Thoron made it his mission to standardize the way AUC would be seen around the world. “We made many good things,” Fahmi said. “We selected an official type. I created new Arabic calligraphy for each department, and the style is still used today. We made calligraphy and letterheads for each department in a
nice shape.”
As time went on, Thoron and Fahmi worked with increasing focus and dedication to finish what both men saw as a crucial task for the university. They found themselves sitting in Thoron’s office considering attributes for a new logo.
“We were thinking of a logo that gave thoughts of motion,” he explained. “It also had to express that this was a scientific place –– scientific but not stale.” Fahmi said that he and Thoron considered using an atom as the logo, but Fahmi was uncomfortable with this idea. “It wasn’t enough for a university,” he explained. “Everyone was using it.
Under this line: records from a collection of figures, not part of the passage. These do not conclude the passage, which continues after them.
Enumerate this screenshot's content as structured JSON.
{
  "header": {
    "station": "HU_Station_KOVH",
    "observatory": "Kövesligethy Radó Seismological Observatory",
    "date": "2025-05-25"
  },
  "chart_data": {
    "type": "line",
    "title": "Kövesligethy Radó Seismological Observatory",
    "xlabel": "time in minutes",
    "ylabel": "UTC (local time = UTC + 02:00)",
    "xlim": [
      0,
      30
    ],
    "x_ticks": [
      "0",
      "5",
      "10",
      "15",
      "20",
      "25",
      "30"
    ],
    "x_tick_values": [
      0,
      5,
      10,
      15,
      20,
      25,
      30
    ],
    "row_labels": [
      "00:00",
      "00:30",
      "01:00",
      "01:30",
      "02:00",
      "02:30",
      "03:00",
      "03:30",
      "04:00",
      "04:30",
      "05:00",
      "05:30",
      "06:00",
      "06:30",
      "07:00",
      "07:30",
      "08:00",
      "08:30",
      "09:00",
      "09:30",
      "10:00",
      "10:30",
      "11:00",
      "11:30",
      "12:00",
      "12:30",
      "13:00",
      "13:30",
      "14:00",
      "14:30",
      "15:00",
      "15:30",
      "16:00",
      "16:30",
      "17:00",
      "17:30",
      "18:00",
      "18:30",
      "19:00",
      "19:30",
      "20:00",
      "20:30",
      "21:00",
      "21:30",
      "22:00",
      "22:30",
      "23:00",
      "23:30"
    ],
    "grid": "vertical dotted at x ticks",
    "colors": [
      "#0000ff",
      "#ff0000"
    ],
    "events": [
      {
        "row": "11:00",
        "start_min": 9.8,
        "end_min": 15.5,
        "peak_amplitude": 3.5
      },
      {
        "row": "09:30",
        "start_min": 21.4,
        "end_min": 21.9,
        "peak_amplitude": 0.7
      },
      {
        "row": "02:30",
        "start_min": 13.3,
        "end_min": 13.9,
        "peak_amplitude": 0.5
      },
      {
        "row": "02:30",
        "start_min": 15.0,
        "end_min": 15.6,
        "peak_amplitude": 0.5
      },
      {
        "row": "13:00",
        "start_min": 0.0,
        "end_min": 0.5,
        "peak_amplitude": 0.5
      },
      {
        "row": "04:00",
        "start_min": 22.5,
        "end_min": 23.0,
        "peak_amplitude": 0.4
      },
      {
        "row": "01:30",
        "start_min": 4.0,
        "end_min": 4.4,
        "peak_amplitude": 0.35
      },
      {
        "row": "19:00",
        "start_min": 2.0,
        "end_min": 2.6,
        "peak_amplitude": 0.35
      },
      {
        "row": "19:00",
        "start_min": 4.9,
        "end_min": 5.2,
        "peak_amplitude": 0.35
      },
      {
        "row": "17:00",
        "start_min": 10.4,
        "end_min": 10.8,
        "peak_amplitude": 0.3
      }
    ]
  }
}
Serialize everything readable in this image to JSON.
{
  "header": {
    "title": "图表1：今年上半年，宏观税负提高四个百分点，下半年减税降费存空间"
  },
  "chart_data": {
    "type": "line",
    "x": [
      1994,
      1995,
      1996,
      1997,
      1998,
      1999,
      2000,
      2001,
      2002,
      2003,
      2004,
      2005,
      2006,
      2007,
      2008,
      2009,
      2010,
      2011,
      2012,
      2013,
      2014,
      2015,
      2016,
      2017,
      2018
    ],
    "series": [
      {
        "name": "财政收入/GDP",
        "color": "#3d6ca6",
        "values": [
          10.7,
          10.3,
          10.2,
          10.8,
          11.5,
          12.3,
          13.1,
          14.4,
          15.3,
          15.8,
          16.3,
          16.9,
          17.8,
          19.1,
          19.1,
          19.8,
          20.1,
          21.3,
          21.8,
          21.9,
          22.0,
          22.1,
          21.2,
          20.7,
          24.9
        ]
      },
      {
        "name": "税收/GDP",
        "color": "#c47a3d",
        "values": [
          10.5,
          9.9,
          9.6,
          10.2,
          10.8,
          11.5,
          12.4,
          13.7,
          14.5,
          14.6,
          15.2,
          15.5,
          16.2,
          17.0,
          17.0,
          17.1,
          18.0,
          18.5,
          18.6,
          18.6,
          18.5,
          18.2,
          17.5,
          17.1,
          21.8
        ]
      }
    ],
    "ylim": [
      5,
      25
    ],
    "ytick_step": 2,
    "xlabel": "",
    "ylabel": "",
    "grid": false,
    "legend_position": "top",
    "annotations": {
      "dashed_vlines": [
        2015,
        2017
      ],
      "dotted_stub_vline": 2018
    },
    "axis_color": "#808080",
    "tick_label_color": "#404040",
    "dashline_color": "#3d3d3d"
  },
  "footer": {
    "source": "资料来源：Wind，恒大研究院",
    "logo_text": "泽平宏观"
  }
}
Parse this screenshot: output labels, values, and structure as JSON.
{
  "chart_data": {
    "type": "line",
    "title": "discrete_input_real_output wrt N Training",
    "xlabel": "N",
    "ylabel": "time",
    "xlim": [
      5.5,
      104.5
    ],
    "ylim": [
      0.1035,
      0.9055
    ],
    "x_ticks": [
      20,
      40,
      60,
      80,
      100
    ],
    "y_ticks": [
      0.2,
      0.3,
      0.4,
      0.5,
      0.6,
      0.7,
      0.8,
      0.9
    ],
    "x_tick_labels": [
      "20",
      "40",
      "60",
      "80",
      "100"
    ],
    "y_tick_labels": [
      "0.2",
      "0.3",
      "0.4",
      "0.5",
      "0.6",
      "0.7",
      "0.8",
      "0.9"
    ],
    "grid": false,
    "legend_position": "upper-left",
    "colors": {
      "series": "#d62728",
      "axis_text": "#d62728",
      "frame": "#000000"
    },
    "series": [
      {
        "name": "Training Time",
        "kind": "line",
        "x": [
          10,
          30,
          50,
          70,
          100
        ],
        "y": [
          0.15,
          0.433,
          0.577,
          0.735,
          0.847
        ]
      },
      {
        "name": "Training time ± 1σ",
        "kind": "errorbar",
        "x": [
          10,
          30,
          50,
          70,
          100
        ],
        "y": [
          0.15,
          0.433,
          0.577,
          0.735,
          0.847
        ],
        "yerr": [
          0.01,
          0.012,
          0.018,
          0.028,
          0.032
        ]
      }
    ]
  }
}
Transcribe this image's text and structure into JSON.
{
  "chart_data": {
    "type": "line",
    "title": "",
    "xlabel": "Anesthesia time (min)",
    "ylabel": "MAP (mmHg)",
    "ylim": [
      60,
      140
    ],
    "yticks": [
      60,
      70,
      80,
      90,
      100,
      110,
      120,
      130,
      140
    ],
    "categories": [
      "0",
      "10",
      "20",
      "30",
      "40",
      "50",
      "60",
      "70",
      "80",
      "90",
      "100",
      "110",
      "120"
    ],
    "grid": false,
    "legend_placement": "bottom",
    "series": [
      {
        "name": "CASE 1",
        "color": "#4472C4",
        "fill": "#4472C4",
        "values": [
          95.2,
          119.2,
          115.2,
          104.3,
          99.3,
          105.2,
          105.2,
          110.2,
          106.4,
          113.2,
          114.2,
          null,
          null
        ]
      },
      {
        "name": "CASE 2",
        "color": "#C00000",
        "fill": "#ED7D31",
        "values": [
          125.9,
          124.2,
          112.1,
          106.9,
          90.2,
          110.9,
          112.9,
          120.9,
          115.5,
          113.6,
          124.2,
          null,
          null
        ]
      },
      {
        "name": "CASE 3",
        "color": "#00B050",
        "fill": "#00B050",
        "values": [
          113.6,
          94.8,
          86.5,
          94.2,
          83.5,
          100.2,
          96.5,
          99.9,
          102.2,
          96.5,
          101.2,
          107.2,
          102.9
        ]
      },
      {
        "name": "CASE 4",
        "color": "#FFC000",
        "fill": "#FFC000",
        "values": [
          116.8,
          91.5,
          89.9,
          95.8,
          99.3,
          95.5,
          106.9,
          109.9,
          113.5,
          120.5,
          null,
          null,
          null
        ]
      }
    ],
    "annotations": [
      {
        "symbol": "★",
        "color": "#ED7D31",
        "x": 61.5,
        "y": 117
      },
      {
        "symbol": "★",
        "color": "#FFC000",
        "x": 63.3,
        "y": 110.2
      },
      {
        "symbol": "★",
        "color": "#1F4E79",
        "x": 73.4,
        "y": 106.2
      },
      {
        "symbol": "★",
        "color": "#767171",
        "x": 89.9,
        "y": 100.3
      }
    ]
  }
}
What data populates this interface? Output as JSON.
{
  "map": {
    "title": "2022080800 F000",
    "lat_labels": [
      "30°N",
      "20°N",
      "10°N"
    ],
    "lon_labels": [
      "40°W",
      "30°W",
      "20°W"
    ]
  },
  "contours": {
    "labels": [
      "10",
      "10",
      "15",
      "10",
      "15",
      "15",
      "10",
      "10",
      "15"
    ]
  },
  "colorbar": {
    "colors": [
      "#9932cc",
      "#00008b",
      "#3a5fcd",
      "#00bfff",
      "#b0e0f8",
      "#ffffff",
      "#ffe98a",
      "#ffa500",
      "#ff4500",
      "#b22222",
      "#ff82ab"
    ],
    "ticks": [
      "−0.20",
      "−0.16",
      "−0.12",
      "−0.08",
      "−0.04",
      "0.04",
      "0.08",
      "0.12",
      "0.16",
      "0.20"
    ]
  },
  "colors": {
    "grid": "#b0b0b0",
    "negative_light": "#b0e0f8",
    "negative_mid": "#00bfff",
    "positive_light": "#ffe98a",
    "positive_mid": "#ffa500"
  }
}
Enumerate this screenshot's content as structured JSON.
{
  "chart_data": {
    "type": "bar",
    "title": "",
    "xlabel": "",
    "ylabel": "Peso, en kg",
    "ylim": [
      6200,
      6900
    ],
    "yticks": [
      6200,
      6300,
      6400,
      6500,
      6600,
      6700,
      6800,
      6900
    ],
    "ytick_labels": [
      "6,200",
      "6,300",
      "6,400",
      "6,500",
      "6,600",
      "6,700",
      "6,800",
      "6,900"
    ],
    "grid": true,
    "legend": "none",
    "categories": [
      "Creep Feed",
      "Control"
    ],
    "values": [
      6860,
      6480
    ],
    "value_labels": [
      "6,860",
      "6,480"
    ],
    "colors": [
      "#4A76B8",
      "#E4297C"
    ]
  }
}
Second, it didn’t have an Arab image. It needed to smell of Egypt.”
As they considered the problem, Thoron happened to glance up at the door of the president’s office in the Main Campus palace. “He looked at the wooden doors and traced a small unit of the artistic paneling,” Fahmi recalled. “He gave me the paper and told me to play with the shape.”
Thoron’s stroke of inspiration became arduous work for Fahmi, and for the next three months he drew, measured and cut shapes based on the president’s door. Finally, after many lonely hours in a drawing room, he settled on the pentagon that characterizes AUC today, each of its five sides a copy of Thoron’s sketch.
When the logo was sent to the United States to be reproduced, it fell to Fahmi to suggest colors that he felt would represent the university. At the time, he said, universities around the region favored the hard primary colors they felt symbolized strength. Fahmi, who had worked as AUC’s hidden artist for years, selected black and red, which he described as different and more sensitive.
His logo has been successful. Fahmi recalls that near the end of his time at AUC, high-profile designers were hired to redesign the logo. The result was a thin square around the logo, and a change of colors to ochre and burgundy.
“A few years later, the square vanished,” said Fahmi. With his logo now being used around the New Cairo Campus, Egypt and the world, Fahmi maintains a low profile. He spends much of his time in his study lined with thousands of books, all of which Fahmi has read. After leaving AUC, he continued to find comfort in his solitude, but became a quietly prolific artist, writing more than 30 books and producing thousands of poems, paintings and songs.
Fahmi says his life was never about achieving fame or fortune. Since the months he spent assembling AUC’s iconic logo, he hasn’t given the symbol much thought, even though his design has traveled the world and been seen by millions of people. “I draw things, I write things, and when I am finished, I put them behind me,” he said. “There is no use holding on to what you create. In the end, it doesn’t really belong to you.”